Lily Meola recently released her debut album They Say… She’s toured California with Shooter Jennings and Lukas Nelson. Meola has recorded with country-music superstar Willie Nelson, played in front of 40,000 people at Farm Aid and shared the stage with Steven Tyler and Johnny Depp. In fact, Tyler called Meola a magical musical fairy princess from Maui whose singing goes straight to your heart. On March 6, she opens for Lee Brice at the Maui Arts and Cultural Center (MACC). With all these incredible things happening to her, it was meeting a cancer patient in San Diego that stands out as one of the highlights in her life.
Sitting in the mid-day shade at a small Makawao coffee house, 21-year-old Meola’s eyes shine like faint green sapphires as she shares the story of a man who had to be coaxed into attending one of her shows. The man had Stage 3 Lymphoma.
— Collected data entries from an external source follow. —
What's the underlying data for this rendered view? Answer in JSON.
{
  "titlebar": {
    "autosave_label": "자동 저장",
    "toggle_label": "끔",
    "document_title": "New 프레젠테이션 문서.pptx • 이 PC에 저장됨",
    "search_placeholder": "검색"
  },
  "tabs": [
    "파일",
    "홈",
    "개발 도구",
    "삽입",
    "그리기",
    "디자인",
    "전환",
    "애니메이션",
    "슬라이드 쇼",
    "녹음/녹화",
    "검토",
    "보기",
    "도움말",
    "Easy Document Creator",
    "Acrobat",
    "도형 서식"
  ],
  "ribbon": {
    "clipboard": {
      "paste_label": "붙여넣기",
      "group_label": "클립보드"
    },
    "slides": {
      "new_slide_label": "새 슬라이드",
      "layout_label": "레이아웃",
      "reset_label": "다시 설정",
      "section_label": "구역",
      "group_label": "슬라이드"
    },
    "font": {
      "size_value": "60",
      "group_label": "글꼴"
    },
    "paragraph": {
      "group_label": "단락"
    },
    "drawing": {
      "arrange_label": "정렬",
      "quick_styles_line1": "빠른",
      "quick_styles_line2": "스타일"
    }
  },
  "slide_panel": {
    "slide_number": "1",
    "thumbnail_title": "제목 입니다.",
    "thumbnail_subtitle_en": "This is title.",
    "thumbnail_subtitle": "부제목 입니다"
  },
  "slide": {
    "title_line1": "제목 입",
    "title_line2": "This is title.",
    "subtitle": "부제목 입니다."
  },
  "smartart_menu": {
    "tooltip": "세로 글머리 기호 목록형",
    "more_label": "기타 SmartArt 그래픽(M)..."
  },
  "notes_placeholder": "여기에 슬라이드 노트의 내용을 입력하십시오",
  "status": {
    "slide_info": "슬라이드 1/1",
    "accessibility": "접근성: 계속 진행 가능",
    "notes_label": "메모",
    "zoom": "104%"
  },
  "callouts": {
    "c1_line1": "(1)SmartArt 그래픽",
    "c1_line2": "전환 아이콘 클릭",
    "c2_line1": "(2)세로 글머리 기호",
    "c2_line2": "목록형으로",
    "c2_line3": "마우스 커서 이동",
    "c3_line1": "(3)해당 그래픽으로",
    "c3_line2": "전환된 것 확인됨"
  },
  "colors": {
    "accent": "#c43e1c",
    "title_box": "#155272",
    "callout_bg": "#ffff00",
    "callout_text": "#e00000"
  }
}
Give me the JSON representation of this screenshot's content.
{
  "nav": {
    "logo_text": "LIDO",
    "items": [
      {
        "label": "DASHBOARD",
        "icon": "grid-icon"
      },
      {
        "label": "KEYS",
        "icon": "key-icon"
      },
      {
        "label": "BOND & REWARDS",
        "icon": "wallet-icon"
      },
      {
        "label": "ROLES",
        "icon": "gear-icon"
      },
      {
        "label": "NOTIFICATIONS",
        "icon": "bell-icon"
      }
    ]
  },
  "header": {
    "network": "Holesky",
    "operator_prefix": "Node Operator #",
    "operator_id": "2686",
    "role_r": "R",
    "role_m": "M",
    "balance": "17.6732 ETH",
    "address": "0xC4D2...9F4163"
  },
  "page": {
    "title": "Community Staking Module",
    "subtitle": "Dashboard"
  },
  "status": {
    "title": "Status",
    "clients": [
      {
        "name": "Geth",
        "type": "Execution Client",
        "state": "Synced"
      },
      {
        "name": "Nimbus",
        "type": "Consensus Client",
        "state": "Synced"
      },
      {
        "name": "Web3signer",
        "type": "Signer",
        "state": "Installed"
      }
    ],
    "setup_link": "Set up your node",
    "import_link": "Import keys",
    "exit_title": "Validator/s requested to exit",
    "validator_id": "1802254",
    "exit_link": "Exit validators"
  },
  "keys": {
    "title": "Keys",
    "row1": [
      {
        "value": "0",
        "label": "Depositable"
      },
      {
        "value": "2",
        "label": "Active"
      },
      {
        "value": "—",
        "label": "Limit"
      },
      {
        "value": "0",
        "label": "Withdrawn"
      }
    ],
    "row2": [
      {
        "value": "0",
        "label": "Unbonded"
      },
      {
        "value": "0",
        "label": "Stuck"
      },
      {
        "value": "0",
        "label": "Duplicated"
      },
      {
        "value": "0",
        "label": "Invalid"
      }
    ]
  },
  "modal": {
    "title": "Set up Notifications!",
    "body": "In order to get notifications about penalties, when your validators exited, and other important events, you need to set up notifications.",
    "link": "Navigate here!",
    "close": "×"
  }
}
He was physically and emotionally exhausted; his friends practically dragged him to see “this great performer from Maui.”
After the show, the man created his first Facebook account so he could tell Meola how her music touched him. “People have told me before that my music touches them, but this guy really went out of his way to let me know how my music made him feel,” Meola says. “He listened to my music while he was having chemo and it would make him feel like life was worth living.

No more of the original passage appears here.